The most important lesson these kids need to learn is if you can't do it yourself, you shouldn't be letting an LLM do it for you. If the best you can say about the effects is "This version doesn't seem to be actively harming them" then the bar is in hell, and we shouldn't be playing with these tools at all at this point.

[–] XLE@piefed.social 16 points 10 hours ago (1 children)

I got into volunteering through TEALS, Microsoft’s nonprofit.

Good for you / I'm sorry to hear that

The class runs on Chromebooks managed by Google Classroom, writing code on code.org—which is powered by AWS.

My condolences to the students.
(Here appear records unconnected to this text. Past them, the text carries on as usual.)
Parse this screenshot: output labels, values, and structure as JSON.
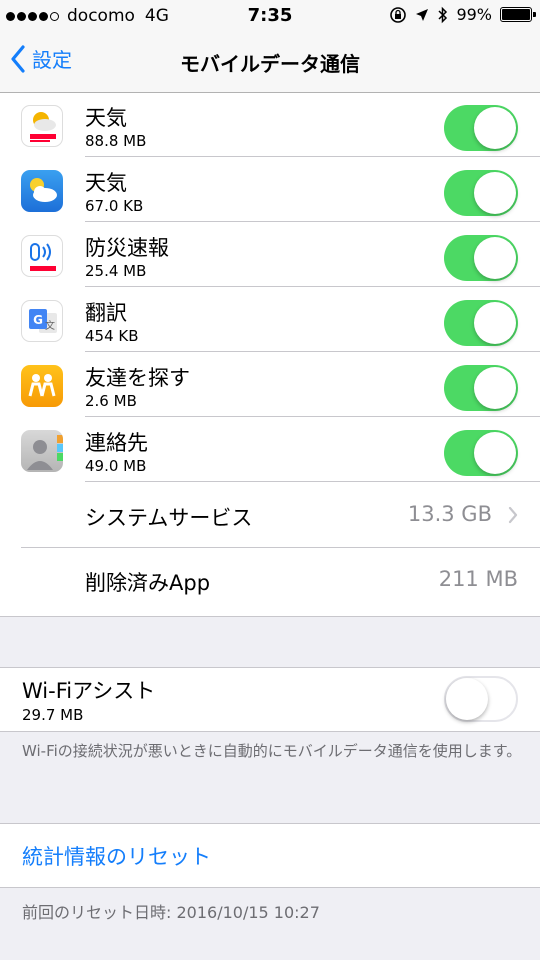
{
  "status_bar": {
    "carrier": "docomo",
    "network": "4G",
    "time": "7:35",
    "battery": "99%",
    "battery_level": 0.99
  },
  "nav": {
    "back_label": "設定",
    "title": "モバイルデータ通信"
  },
  "apps": [
    {
      "name": "天気",
      "size": "88.8 MB",
      "enabled": true,
      "icon": "yahoo-weather-icon"
    },
    {
      "name": "天気",
      "size": "67.0 KB",
      "enabled": true,
      "icon": "weather-icon"
    },
    {
      "name": "防災速報",
      "size": "25.4 MB",
      "enabled": true,
      "icon": "yahoo-disaster-alert-icon"
    },
    {
      "name": "翻訳",
      "size": "454 KB",
      "enabled": true,
      "icon": "google-translate-icon"
    },
    {
      "name": "友達を探す",
      "size": "2.6 MB",
      "enabled": true,
      "icon": "find-friends-icon"
    },
    {
      "name": "連絡先",
      "size": "49.0 MB",
      "enabled": true,
      "icon": "contacts-icon"
    }
  ],
  "system_services": {
    "label": "システムサービス",
    "value": "13.3 GB"
  },
  "deleted_apps": {
    "label": "削除済みApp",
    "value": "211 MB"
  },
  "wifi_assist": {
    "label": "Wi-Fiアシスト",
    "size": "29.7 MB",
    "enabled": false,
    "description": "Wi-Fiの接続状況が悪いときに自動的にモバイルデータ通信を使用します。"
  },
  "reset": {
    "label": "統計情報のリセット",
    "last_reset": "前回のリセット日時: 2016/10/15 10:27"
  },
  "colors": {
    "accent": "#147efb",
    "toggle_on": "#4cd964",
    "background": "#efeff4"
  }
}
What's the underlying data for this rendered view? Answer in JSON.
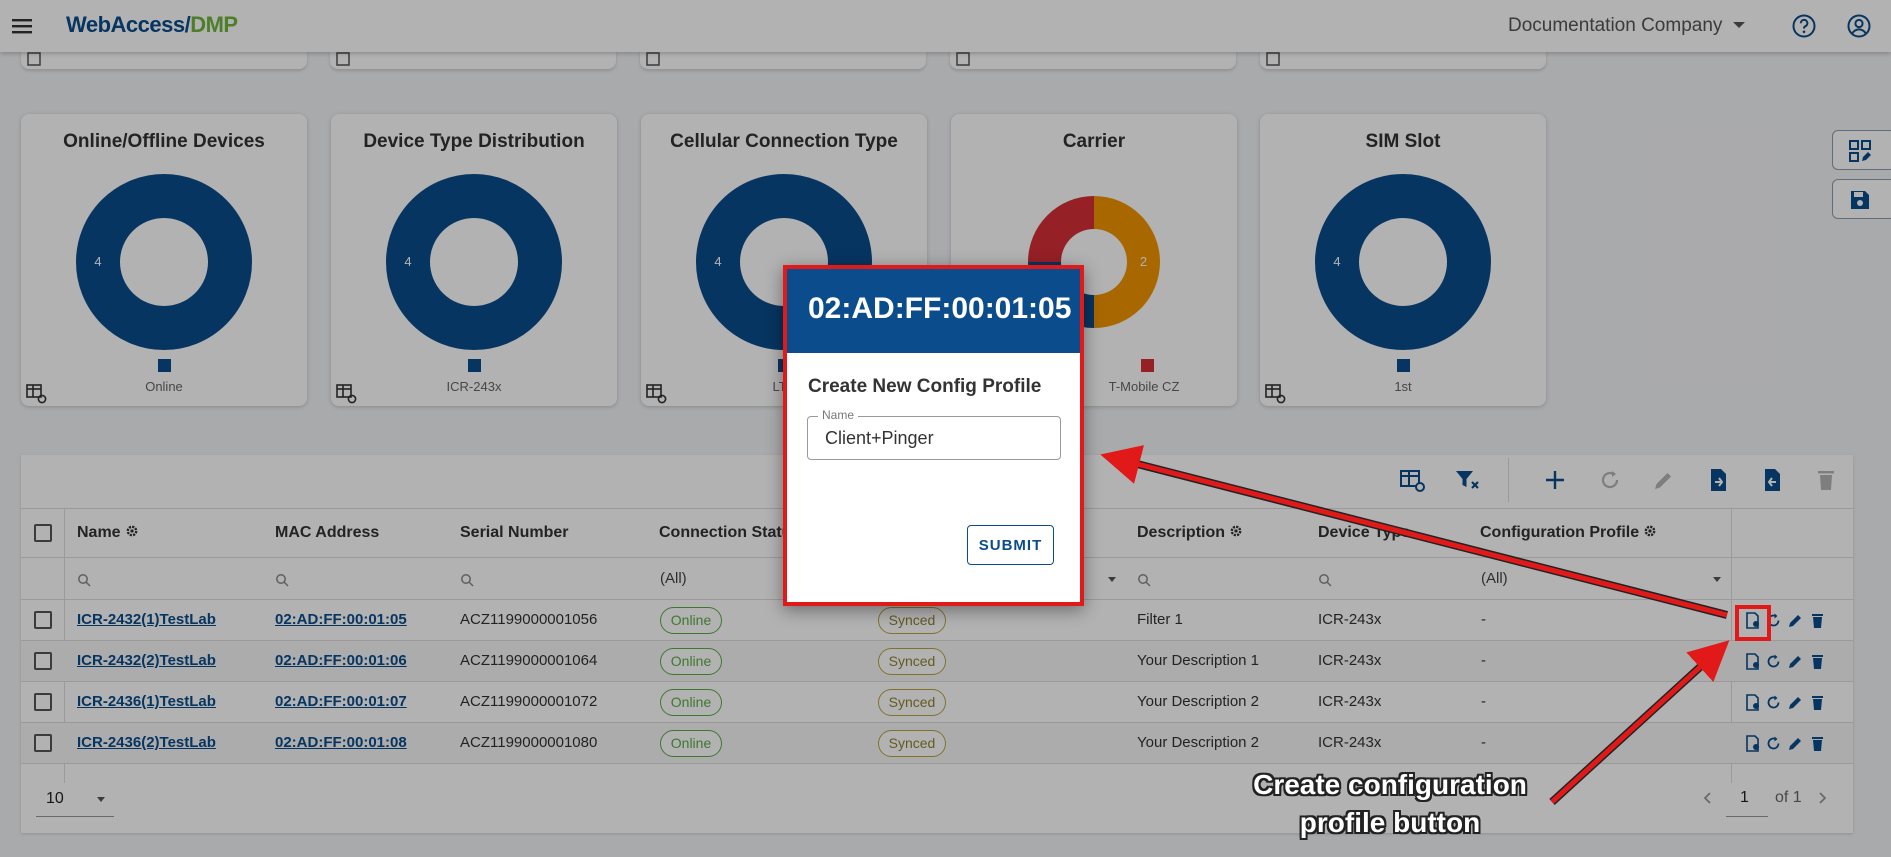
{
  "header": {
    "logo_part1": "WebAccess/",
    "logo_part2": "DMP",
    "company": "Documentation Company"
  },
  "cards": [
    {
      "title": "Online/Offline Devices",
      "legend": "Online",
      "slices": [
        {
          "label": "4",
          "value": 4,
          "color": "#0b4c8c"
        }
      ]
    },
    {
      "title": "Device Type Distribution",
      "legend": "ICR-243x",
      "slices": [
        {
          "label": "4",
          "value": 4,
          "color": "#0b4c8c"
        }
      ]
    },
    {
      "title": "Cellular Connection Type",
      "legend": "LTE",
      "slices": [
        {
          "label": "4",
          "value": 4,
          "color": "#0b4c8c"
        }
      ]
    },
    {
      "title": "Carrier",
      "legend": "T-Mobile CZ",
      "slices": [
        {
          "label": "2",
          "value": 2,
          "color": "#f29400"
        },
        {
          "label": "1",
          "value": 1,
          "color": "#0b4c8c"
        },
        {
          "label": "",
          "value": 1,
          "color": "#d62e37"
        }
      ]
    },
    {
      "title": "SIM Slot",
      "legend": "1st",
      "slices": [
        {
          "label": "4",
          "value": 4,
          "color": "#0b4c8c"
        }
      ]
    }
  ],
  "table": {
    "columns": [
      "Name",
      "MAC Address",
      "Serial Number",
      "Connection Status",
      "Description",
      "Device Type",
      "Configuration Profile"
    ],
    "filters": {
      "connection_status": "(All)",
      "configuration_profile": "(All)"
    },
    "rows": [
      {
        "name": "ICR-2432(1)TestLab",
        "mac": "02:AD:FF:00:01:05",
        "serial": "ACZ1199000001056",
        "status": "Online",
        "sync": "Synced",
        "description": "Filter 1",
        "device_type": "ICR-243x",
        "profile": "-"
      },
      {
        "name": "ICR-2432(2)TestLab",
        "mac": "02:AD:FF:00:01:06",
        "serial": "ACZ1199000001064",
        "status": "Online",
        "sync": "Synced",
        "description": "Your Description 1",
        "device_type": "ICR-243x",
        "profile": "-"
      },
      {
        "name": "ICR-2436(1)TestLab",
        "mac": "02:AD:FF:00:01:07",
        "serial": "ACZ1199000001072",
        "status": "Online",
        "sync": "Synced",
        "description": "Your Description 2",
        "device_type": "ICR-243x",
        "profile": "-"
      },
      {
        "name": "ICR-2436(2)TestLab",
        "mac": "02:AD:FF:00:01:08",
        "serial": "ACZ1199000001080",
        "status": "Online",
        "sync": "Synced",
        "description": "Your Description 2",
        "device_type": "ICR-243x",
        "profile": "-"
      }
    ]
  },
  "pager": {
    "page_size": "10",
    "page": "1",
    "of_label": "of 1"
  },
  "dialog": {
    "title": "02:AD:FF:00:01:05",
    "subtitle": "Create New Config Profile",
    "field_label": "Name",
    "field_value": "Client+Pinger",
    "submit_label": "SUBMIT"
  },
  "annotation": {
    "line1": "Create configuration",
    "line2": "profile button"
  },
  "colors": {
    "brand_blue": "#0b4c8c",
    "brand_green": "#6fb53b",
    "online": "#5cab46",
    "annotation_red": "#e11919"
  }
}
It sounds like they're already being brought up in a world where they are expected to own nothing and be happy.

I hope you teach them about how terrible this privacy violation is, and how they are slowly being groomed into dependency.

Corporate infrastructure is already the foundation of public CS education.

That's very sad too.

...wait, you're upset because you want to indoctrinate the children with more stuff?

[–] LodeMike@lemmy.today 5 points 11 hours ago (1 children)

"Using" AI is not well defined. I assume the one that showed no difference is because the students found it useless.

[–] davidwkeith@lemmy.world 2 points 10 hours ago

Eactly! The cohert that showed no difference didn't provide guidance of any sort, just provided GPT-4 as a resource. The cohert that benifited had a tutor agent setup and the students were instructed to treat it like a tutor. Like calculators, computers, and the Internet before, we need to design curriculum with AI in mind for it to be useful.